New Wake County school board member Susan Evans raised more than $40,000 in her successful bid to unseat incumbent Ron Margiotta,
In her final campaign report filed today, Evans reported raising $43,386.53 and spending $39.077.16. Margiotta hasn't filed his final report yet, but he had reported raising $52,748.31 as of Sept. 26.
But the funding gap between Evans, a Democrat, and Margiotta, a Republican, is a lot narrower considering all the outside money that was poured into the District 8 race.
The liberal Common Sense Matters spent at least $19,012.51 on mailers attacking Margiotta. Other liberal groups that sent mailers to District 8 haven't filed reports yet.
In the new report, Evans reported getting a series of small donations. Donors include State Auditor Beth Wood, former Wake County Democratic Party Chairman Jack Nichols and DRIVE, which is the political action committee for the Teamsters.
Evans had enough money left after the election to give $4,000 to Kevin Hill in the runoff election.
During the campaign, Evans biggest donors were John and Ann Campbell. Each gave her $4,000. She also got $3,000 from Capitol Broadcast CEO Jim Goodmon and $2,000 from Lettice Rhodes.
The Campbells, who combined gave at least $40,000 to the five Democratic school board candidates, kept a low public profile during the election. But Ann Campbell spoke at Tuesday's board meeting, where she argued that school administrators don't really know how much the new assignment plan will cost.
Campbell opened her remarks by saying she was "a stakeholder in Wake County schools as a parent, as a citizen and as a local businessperson."
"It's clear to me that we need to delay implementation of the half-baked, so-called choice assignment plan," Campbell said.
Following the public comments, Republican board member Deborah Prickett singled Campbell out. Prickett noted Campbell's campaign contributions to the Democratic board members "to help them be elected, which is certainly something she can do, that's her right as a citizen."

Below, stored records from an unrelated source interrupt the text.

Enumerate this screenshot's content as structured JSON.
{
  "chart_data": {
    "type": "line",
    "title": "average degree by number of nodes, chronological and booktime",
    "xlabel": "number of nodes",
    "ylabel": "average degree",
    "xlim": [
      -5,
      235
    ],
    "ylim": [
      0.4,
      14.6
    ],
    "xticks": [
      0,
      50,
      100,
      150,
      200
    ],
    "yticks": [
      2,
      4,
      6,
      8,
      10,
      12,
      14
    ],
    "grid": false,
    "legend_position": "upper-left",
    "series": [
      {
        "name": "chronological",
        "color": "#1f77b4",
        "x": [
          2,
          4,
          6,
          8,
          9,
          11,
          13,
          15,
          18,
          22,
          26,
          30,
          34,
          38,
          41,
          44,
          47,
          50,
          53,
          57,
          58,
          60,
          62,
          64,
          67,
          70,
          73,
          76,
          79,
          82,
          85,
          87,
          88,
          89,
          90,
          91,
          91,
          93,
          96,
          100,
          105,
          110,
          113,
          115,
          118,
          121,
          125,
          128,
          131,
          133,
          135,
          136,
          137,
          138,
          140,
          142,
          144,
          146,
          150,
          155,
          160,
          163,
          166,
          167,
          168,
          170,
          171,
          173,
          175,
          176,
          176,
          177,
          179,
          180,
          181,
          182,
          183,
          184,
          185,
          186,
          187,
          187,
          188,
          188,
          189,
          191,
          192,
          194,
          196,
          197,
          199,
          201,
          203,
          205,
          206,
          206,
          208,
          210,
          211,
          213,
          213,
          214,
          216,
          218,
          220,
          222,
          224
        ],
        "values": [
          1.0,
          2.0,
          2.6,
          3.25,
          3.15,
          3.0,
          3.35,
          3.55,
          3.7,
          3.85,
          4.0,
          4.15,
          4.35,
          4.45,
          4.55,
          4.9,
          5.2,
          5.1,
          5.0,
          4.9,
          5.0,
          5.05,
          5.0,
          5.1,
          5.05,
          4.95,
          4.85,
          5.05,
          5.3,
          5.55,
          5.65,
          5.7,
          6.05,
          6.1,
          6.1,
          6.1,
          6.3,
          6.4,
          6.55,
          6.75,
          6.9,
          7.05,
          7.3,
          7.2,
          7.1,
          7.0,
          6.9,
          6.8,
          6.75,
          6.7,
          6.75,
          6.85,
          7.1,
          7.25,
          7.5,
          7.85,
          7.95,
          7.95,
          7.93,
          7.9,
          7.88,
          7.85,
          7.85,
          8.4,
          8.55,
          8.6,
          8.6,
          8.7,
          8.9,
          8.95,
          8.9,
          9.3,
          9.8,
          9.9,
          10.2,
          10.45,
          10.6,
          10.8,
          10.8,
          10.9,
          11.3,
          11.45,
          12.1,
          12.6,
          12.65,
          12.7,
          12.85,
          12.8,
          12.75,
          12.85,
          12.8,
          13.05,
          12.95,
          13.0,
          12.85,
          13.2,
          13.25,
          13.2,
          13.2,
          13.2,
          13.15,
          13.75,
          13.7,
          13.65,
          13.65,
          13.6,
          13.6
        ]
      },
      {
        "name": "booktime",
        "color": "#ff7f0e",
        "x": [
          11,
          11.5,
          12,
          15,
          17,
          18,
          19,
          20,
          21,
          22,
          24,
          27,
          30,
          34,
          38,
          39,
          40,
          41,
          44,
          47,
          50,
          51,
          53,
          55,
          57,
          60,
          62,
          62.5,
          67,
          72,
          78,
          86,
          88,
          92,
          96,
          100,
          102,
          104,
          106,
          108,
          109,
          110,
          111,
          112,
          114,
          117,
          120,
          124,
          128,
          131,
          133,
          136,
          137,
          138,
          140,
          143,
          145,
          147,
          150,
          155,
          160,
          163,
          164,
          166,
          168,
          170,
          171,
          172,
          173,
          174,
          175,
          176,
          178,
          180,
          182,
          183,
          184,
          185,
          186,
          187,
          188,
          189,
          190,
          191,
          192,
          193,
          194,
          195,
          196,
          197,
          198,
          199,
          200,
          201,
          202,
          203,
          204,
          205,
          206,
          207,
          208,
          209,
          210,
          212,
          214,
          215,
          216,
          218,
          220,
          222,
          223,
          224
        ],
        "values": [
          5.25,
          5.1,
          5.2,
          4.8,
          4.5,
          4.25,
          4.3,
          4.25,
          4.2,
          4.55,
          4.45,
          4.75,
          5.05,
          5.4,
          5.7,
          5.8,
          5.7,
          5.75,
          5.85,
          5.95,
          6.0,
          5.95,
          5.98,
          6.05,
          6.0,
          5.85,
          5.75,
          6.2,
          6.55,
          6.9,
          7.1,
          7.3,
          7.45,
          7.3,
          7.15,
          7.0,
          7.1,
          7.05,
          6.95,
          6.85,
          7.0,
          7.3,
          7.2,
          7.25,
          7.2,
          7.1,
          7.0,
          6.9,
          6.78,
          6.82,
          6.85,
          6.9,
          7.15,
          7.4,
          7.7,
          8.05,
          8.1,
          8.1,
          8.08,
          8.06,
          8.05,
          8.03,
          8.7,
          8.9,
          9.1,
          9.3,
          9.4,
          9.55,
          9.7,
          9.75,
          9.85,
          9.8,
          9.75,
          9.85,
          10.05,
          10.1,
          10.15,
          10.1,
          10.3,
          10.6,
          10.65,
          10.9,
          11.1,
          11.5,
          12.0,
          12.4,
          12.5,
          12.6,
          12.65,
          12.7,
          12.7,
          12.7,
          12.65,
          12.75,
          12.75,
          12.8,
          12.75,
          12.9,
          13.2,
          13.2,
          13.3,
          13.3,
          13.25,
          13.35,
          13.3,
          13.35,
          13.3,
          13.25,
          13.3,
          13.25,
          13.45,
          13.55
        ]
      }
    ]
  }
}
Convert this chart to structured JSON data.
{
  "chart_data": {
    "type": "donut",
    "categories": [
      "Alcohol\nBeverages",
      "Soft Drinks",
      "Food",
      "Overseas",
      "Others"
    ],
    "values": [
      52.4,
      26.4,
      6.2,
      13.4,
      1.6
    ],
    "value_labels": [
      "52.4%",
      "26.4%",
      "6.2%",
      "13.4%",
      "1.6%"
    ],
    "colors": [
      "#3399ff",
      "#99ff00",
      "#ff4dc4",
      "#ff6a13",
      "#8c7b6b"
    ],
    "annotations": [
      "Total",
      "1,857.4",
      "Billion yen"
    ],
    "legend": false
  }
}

But Prickett added "I do want to say that because she classified herself as a stakeholder so I guess I was a little confused by that." She also asked Superintendent Tony Tata to comment on the cost analysis that was done.
Prickett's remarks about Campbell drew audible grumbling from the audience.
"I don't know how constructive this is," said Democratic board member Christine Kushner of Prickett's remarks.
"It's not," added Democratic board chairman Kevin Hill. "We need to move on with the agenda right now."